クリニックのコンセプトと、特色についてお話しください。

 クリニック名に「ハーブ」という言葉が入っていることの意味を尋ねられることがあります。喜山整形ハーブクリニックは整形外科、リハビリテーション科に加えて、漢方内科を標榜しています。私は漢方の専門医でもあるのですが、「ハーブ」という言葉には、人の体(からだ)を自然回帰させる、体(からだ)全体の調子を整わせる「象徴」、「シンボル」という概念を据えています。
 若いころ整形外科医として経験を重ねていく過程で、たまたま漢方を積極的に採り入れている病院に赴任したことがきっかけでした。慢性的な痛みなどに悩んでいる患者さんに対して、漢方を併用した治療が奏効することを身をもって経験したのです。『私が求めるものはこの道の先に在る』と直感しました。

 その後、交通事故に遭われた方などで、怪我とは関係のなさそうな様々な症状に悩まされる患者さんを診る機会がありました。交通事故という辛い経験、その記憶、ストレス、さらにその他の社会環境などによるストレスや疲れが加わることで、いろいろな痛み、症状が現れるのではないか・・・。このような苦しみを除いてあげるためには、“体(からだ)全体のシステムの異常を探る”必要があるのではないか・・・という考えに至って、大学病院の心療内科に所属し、一から勉強し直しました。
 怪我をして来院される方に対しても、始めから“体(からだ)全体のシステム”は如何かという目で患者さんを診るようにしています。

 このような経緯でたどり着いた、私が目指す医療コンセプトは『心身医学的整形外科医療(心療整形外科)および、その発展型である全人的整形外科医療』です。

地域医療を担う上でのポリシー、取り組んでいることをお聞かせください。

 開院当初から、優秀な理学療法士がいてくれたので、リハビリテーション科も整えられました。おかげさまで、職員も徐々に増えており、看護師はもちろん、診療放射線技師、理学療法士、柔道整復師、鍼灸按摩マッサージ指圧師、健康運動実践指導者、アロマセラピストなどの専門家たちが、喜山整形ハーブクリニックの医療を支えてくれています。
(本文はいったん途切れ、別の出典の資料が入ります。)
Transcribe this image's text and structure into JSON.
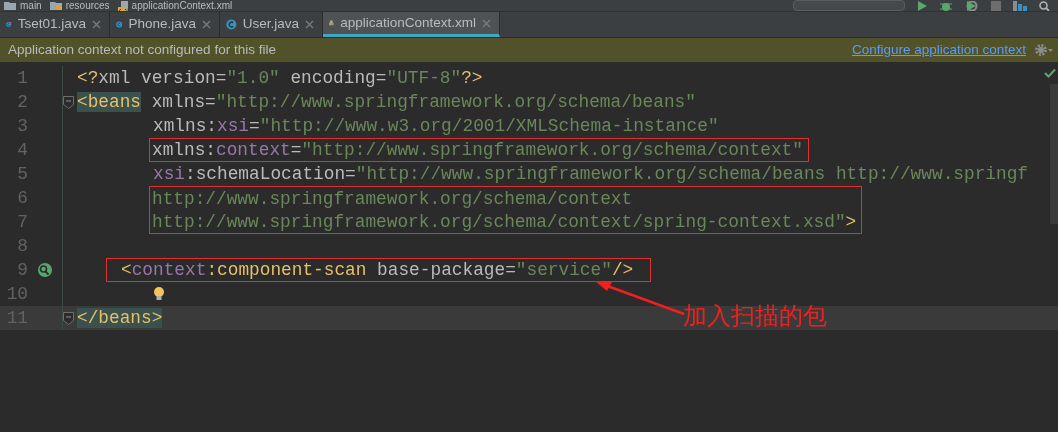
{
  "breadcrumb": [
    {
      "kind": "folder",
      "label": "main"
    },
    {
      "kind": "resources",
      "label": "resources"
    },
    {
      "kind": "xml",
      "label": "applicationContext.xml"
    }
  ],
  "tabs": [
    {
      "kind": "runnable",
      "label": "Tset01.java",
      "selected": false
    },
    {
      "kind": "class",
      "label": "Phone.java",
      "selected": false
    },
    {
      "kind": "class",
      "label": "User.java",
      "selected": false
    },
    {
      "kind": "xml",
      "label": "applicationContext.xml",
      "selected": true
    }
  ],
  "banner": {
    "message": "Application context not configured for this file",
    "link": "Configure application context"
  },
  "editor": {
    "lines": [
      {
        "number": "1",
        "kind": "top",
        "boxed": false,
        "fold": false,
        "current": false,
        "gutter_icon": false,
        "bulb": false,
        "tokens": [
          {
            "kind": "tag",
            "text": "<?"
          },
          {
            "kind": "attr",
            "text": "xml version="
          },
          {
            "kind": "value",
            "text": "\"1.0\""
          },
          {
            "kind": "attr",
            "text": " encoding="
          },
          {
            "kind": "value",
            "text": "\"UTF-8\""
          },
          {
            "kind": "tag",
            "text": "?>"
          }
        ]
      },
      {
        "number": "2",
        "kind": "top",
        "boxed": false,
        "fold": true,
        "current": false,
        "gutter_icon": false,
        "bulb": false,
        "tokens": [
          {
            "kind": "tag_match",
            "text": "<beans"
          },
          {
            "kind": "attr",
            "text": " xmlns="
          },
          {
            "kind": "value",
            "text": "\"http://www.springframework.org/schema/beans\""
          }
        ]
      },
      {
        "number": "3",
        "kind": "attr",
        "boxed": false,
        "fold": false,
        "current": false,
        "gutter_icon": false,
        "bulb": false,
        "tokens": [
          {
            "kind": "attr",
            "text": "xmlns:"
          },
          {
            "kind": "ns",
            "text": "xsi"
          },
          {
            "kind": "attr",
            "text": "="
          },
          {
            "kind": "value",
            "text": "\"http://www.w3.org/2001/XMLSchema-instance\""
          }
        ]
      },
      {
        "number": "4",
        "kind": "attr",
        "boxed": true,
        "fold": false,
        "current": false,
        "gutter_icon": false,
        "bulb": false,
        "tokens": [
          {
            "kind": "attr",
            "text": "xmlns:"
          },
          {
            "kind": "ns",
            "text": "context"
          },
          {
            "kind": "attr",
            "text": "="
          },
          {
            "kind": "value",
            "text": "\"http://www.springframework.org/schema/context\""
          }
        ]
      },
      {
        "number": "5",
        "kind": "attr",
        "boxed": false,
        "fold": false,
        "current": false,
        "gutter_icon": false,
        "bulb": false,
        "tokens": [
          {
            "kind": "ns",
            "text": "xsi"
          },
          {
            "kind": "attr",
            "text": ":schemaLocation="
          },
          {
            "kind": "value",
            "text": "\"http://www.springframework.org/schema/beans http://www.springf"
          }
        ]
      },
      {
        "number": "6",
        "kind": "attr",
        "boxed": true,
        "fold": false,
        "current": false,
        "gutter_icon": false,
        "bulb": false,
        "tokens": [
          {
            "kind": "value",
            "text": "http://www.springframework.org/schema/context"
          }
        ]
      },
      {
        "number": "7",
        "kind": "attr",
        "boxed": true,
        "fold": false,
        "current": false,
        "gutter_icon": false,
        "bulb": false,
        "tokens": [
          {
            "kind": "value",
            "text": "http://www.springframework.org/schema/context/spring-context.xsd\""
          },
          {
            "kind": "tag",
            "text": ">"
          }
        ]
      },
      {
        "number": "8",
        "kind": "top",
        "boxed": false,
        "fold": false,
        "current": false,
        "gutter_icon": false,
        "bulb": false
      },
      {
        "number": "9",
        "kind": "child",
        "boxed": true,
        "fold": false,
        "current": false,
        "gutter_icon": true,
        "bulb": false,
        "tokens": [
          {
            "kind": "tag",
            "text": "<"
          },
          {
            "kind": "ns",
            "text": "context"
          },
          {
            "kind": "tag",
            "text": ":component-scan"
          },
          {
            "kind": "attr",
            "text": " base-package="
          },
          {
            "kind": "value",
            "text": "\"service\""
          },
          {
            "kind": "tag",
            "text": "/>"
          }
        ]
      },
      {
        "number": "10",
        "kind": "attr",
        "boxed": false,
        "fold": false,
        "current": false,
        "gutter_icon": false,
        "bulb": true
      },
      {
        "number": "11",
        "kind": "top",
        "boxed": false,
        "fold": true,
        "current": true,
        "gutter_icon": false,
        "bulb": false,
        "tokens": [
          {
            "kind": "tag_match",
            "text": "</beans>"
          }
        ]
      }
    ]
  },
  "callout": {
    "text": "加入扫描的包"
  }
}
スポーツ経験者が多く、運動選手の体(からだ)のケアについて精通している者がいてくれることも有り難いことです。
 アロマセラピストは、当院で看護師として勤務している者が、治療者の一人となるべく自ら挑戦しました。当院もできる限りの支援をして、今やアロマセラピストの国際資格をも有しています。

 私のこれまでのキャリアの中で、ここ静岡県富士市は、人生の一通過点になるかもしれない土地だったのですが、わずか数年の滞在期間中に、素敵な出会いに恵まれました。その後、この地を離れていたにもかかわらず、その友人たちから富士市内での開院を熱心に勧められ、実際に行動してくれたおかげで、現在の喜山整形ハーブクリニックがあります(*2010年6月8日開院)。そんな心温かな地域の方々への感謝を込めて、開院の1周年後から「感謝祭」を催しています。駐車場を利用して、例えば、地元の幼稚園児のお遊戯、高校の太鼓クラブの演奏、チアガールの演技などなど、毎回様々な団体が参加して、近隣住民との親睦を深めています。企画から運営まで、当院の職員たちが協力して進めているので、一番楽しんでいるのは彼らかもしれませんね。